Recently there has been a great deal said about the fact that all of the land on the surface of the earth has now been occupied by mankind; that hereafter, food products will become higher and higher in price; that each of us will have to be satisfied with a little less wealth than formerly; that rents will be higher; that the price of land will steadily increase—that, already, there is not enough of the bare necessities of life to go around. This is cited as the cause of pauperism and given as an excuse for war. May not this attitude be mistaken? We have not yet scratched the surface of the possibilities. These out-of-door men are fitted by nature to take the scientific truths discovered by those better fitted to sit indoors, and make practical application of them to the problems of increasing the wealth of the race. If a boy in Alabama can grow 232 bushels of corn on one acre of ground, then farmers all over the country can grow at least 100 bushels of corn on an acre which now yields an average of 25 to 30 bushels. By scientific methods, Eugene Grubb has grown a thousand bushels of potatoes upon an acre of Wyoming land. A considerable addition will be made to the wealth of the race when a thousand other Eugene Grubbs arise and increase the productivity of thousands of other acres of potatoes.
In his excellent little book, “The Art of Handling Men," Mr.

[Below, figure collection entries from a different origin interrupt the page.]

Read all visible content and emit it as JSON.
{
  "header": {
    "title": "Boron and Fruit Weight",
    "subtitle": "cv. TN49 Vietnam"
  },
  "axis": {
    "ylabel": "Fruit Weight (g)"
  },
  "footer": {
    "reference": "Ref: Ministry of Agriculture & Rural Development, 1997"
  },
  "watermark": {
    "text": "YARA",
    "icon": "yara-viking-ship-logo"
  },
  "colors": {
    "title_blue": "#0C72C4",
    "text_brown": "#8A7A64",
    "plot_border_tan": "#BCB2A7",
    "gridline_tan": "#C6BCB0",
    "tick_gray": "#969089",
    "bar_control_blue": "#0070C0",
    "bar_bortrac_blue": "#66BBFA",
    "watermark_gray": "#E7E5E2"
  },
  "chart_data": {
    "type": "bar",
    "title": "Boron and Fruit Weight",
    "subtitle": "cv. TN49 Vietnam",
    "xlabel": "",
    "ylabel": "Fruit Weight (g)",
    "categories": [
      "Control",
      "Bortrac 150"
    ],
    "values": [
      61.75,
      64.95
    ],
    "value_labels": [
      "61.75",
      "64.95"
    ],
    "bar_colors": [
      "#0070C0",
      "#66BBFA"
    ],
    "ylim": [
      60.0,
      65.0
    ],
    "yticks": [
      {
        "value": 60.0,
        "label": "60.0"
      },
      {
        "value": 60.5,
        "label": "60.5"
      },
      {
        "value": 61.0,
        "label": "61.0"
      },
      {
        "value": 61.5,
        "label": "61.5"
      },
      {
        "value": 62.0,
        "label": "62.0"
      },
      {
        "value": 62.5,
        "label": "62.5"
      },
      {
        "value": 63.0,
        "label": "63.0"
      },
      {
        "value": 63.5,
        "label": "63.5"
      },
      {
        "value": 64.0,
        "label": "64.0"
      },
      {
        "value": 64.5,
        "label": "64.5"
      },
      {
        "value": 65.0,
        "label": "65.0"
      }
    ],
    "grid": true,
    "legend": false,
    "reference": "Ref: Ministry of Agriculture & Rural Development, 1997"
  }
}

James H. Collins says:
Broadly speaking, the personal equation is that Something in a man that makes him effective in managing other men.
It is the difference between the fellow who lets a political club, a military company or a factory force go all to pieces, and some other fellow who can put the pieces together again, or rather, draw them together instantly. For the man who reorganizes without this Something is like the chap who cleans his own clock—he usually has a few pieces of the organization left over because they wouldn’t fit in anywhere. The personal equation is magnetic. It comes along and acts, and every part falls into place, and the organization is capable of performing a lot of new functions.

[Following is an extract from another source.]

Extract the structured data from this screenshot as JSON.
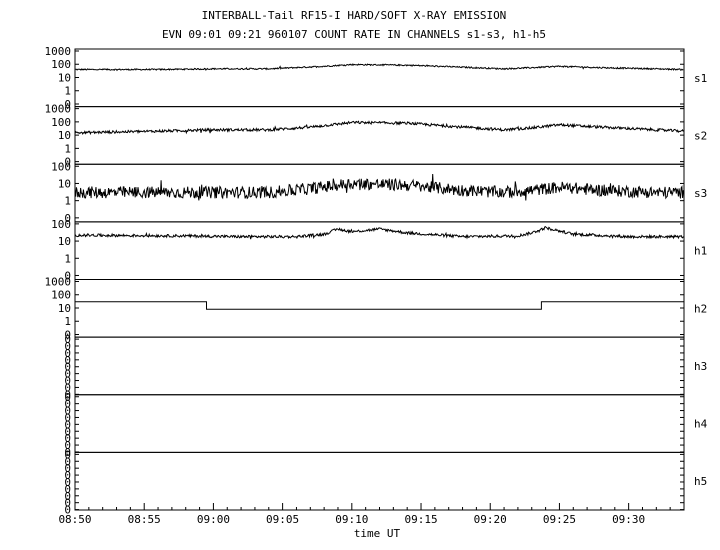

Not one person in five hundred possesses the faculty. Those who don’t, like to comfort themselves with the assurance that it is a gift which Providence forgot to hand out to them. Innumerable stories grow up around the man who does possess it. One glance from his eagle eye, people say, and he reads you through. One word, and he enforces instant obedience. Thus the personal equation is glorified and mystified. But men who really have this valuable Something seldom make much mystery about it. They insist it is largely a matter of common sense, which everyone ought to have at their disposal.
[Footnote 4: Henry Altemus Company, Philadelphia.]
The personal equation has an interesting way of raising moral issues.